Incorrect. Multiple countries have recently approved drought-resistant GE wheat and soy varieties. The Philippines approved vitamin-fortified Golden Rice for commercial use last year. There are also gene-edited tomatoes that reduce the risk of high blood pressure and soybeans with a healthier fatty acid profile. There are many other enhanced products expected to hit the market in the coming years.
“Stay tuned as things continue to develop in the world of GMO foods. Consumers looking to avoid GMOs in their food can rely on the Non-GMO Project seal and USDA Organic for assurance of no GMOs.”
Bad advice on both fronts. Instead of reading Whole Foods Magazine, subscribe to our newsletter, which is full of edifying, brain-boosting content. As I said earlier, everything you eat is a “GMO” in some sense, even the pricier “organic” and “non-GMO” options. The USDA's National Organic Standards Board came to the same conclusion in a 2014 report:
“Exploring this issue has brought to the attention of the subcommittee that engineered genetic manipulation of plant breeding materials has already occurred in many of the crop varieties that are currently being used in organic farming.”
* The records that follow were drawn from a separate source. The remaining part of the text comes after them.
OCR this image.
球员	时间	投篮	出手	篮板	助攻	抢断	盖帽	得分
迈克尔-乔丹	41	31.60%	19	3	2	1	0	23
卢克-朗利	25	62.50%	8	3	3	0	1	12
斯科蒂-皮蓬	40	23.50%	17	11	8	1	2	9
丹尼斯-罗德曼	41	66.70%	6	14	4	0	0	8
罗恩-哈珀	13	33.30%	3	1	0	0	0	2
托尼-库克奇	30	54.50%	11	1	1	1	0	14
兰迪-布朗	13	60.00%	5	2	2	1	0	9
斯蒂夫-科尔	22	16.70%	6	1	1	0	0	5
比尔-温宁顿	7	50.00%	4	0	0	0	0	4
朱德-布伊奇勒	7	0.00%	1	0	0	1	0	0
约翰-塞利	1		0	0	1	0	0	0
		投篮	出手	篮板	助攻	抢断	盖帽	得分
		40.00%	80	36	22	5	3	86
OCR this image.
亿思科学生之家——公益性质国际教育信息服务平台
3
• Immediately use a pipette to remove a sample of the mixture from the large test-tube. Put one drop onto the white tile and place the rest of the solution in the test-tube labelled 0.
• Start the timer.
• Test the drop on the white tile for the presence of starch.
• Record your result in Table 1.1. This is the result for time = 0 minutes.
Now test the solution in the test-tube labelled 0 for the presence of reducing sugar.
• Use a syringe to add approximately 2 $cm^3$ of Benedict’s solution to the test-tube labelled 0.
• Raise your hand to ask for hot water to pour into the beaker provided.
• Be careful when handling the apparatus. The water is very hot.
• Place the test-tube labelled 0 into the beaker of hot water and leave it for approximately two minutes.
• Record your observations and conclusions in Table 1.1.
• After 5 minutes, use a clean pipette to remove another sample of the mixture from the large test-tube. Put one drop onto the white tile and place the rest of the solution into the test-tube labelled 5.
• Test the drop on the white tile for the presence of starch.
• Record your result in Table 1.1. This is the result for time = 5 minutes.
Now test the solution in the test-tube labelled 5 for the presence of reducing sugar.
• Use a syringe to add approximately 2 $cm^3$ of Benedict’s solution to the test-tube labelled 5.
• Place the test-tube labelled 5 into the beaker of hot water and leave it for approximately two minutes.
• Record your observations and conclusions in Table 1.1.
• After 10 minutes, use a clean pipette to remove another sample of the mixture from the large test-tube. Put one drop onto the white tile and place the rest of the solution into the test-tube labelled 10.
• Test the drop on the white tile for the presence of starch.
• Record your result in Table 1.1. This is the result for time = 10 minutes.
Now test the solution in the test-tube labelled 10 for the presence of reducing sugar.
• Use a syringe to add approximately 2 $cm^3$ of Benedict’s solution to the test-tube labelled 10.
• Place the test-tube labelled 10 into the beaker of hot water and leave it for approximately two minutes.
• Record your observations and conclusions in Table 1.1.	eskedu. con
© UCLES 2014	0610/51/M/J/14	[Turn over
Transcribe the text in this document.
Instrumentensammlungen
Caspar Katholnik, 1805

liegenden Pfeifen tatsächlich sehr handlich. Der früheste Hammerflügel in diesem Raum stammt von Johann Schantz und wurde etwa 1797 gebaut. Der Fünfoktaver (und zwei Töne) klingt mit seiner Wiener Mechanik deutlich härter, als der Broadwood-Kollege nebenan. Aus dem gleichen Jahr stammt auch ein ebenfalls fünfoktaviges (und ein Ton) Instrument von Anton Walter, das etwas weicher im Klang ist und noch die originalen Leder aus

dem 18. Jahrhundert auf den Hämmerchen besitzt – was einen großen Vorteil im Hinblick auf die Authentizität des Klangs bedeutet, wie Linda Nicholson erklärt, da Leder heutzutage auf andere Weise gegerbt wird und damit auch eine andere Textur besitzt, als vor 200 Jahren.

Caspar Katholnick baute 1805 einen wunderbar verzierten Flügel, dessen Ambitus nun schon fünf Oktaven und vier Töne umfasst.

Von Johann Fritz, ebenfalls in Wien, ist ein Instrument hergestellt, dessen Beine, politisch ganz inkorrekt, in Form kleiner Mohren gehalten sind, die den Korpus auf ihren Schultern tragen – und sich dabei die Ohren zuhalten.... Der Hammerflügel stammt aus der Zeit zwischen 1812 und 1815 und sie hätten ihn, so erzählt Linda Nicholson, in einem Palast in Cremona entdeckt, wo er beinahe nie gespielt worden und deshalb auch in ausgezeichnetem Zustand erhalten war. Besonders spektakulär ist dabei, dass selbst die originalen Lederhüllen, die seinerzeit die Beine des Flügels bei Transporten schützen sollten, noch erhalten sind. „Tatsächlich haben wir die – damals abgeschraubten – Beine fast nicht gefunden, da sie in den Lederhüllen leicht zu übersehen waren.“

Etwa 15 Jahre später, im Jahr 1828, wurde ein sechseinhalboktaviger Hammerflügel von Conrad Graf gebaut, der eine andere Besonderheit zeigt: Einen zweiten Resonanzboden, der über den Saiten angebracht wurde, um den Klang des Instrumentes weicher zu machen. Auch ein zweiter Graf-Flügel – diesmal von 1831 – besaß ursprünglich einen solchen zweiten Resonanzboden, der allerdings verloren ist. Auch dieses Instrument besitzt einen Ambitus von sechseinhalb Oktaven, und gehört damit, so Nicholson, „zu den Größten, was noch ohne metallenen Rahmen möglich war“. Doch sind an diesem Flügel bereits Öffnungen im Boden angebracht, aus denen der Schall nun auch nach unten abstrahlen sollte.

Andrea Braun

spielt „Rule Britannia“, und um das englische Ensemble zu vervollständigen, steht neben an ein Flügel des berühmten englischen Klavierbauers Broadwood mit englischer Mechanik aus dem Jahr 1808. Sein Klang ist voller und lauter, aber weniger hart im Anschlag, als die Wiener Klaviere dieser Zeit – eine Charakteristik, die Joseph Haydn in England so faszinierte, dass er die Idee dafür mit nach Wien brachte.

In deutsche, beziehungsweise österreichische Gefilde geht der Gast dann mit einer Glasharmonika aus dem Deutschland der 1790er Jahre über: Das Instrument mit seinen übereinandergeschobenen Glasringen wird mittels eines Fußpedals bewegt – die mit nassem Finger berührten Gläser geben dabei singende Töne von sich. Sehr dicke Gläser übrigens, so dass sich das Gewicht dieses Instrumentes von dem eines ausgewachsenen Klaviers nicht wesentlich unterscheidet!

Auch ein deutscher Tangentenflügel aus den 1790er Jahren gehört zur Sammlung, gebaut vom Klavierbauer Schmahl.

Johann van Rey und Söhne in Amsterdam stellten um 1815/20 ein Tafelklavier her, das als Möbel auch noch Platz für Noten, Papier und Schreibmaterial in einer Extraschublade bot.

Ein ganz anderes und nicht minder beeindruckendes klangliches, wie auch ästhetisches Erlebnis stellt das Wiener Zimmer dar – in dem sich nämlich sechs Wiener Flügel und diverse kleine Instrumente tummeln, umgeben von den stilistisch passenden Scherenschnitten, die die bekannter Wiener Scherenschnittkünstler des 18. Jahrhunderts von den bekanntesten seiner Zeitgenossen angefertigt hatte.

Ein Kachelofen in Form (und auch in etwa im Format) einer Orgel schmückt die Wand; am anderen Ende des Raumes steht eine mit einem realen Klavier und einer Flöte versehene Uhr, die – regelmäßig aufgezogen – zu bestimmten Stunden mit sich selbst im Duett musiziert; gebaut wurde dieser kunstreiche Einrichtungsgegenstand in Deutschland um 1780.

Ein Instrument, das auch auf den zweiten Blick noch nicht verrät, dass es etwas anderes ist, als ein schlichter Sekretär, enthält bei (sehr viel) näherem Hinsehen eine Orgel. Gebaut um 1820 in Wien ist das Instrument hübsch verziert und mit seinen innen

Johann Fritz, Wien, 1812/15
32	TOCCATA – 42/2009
There you have it, and from the USDA's organic-certificate-dispensing bureaucracy no less. I suppose Monsanto could have gotten to the USDA and bribed officials into publishing that report. The more reasonable explanation is that this entire conversation is still pointless and we should move on to more meaningful concerns.
 Foods aren't genetically engineered, the crops and animals they're derived from are. Steak from a “GMO” cow, for example, is just beef containing predictable amounts of fat, protein and other nutrients.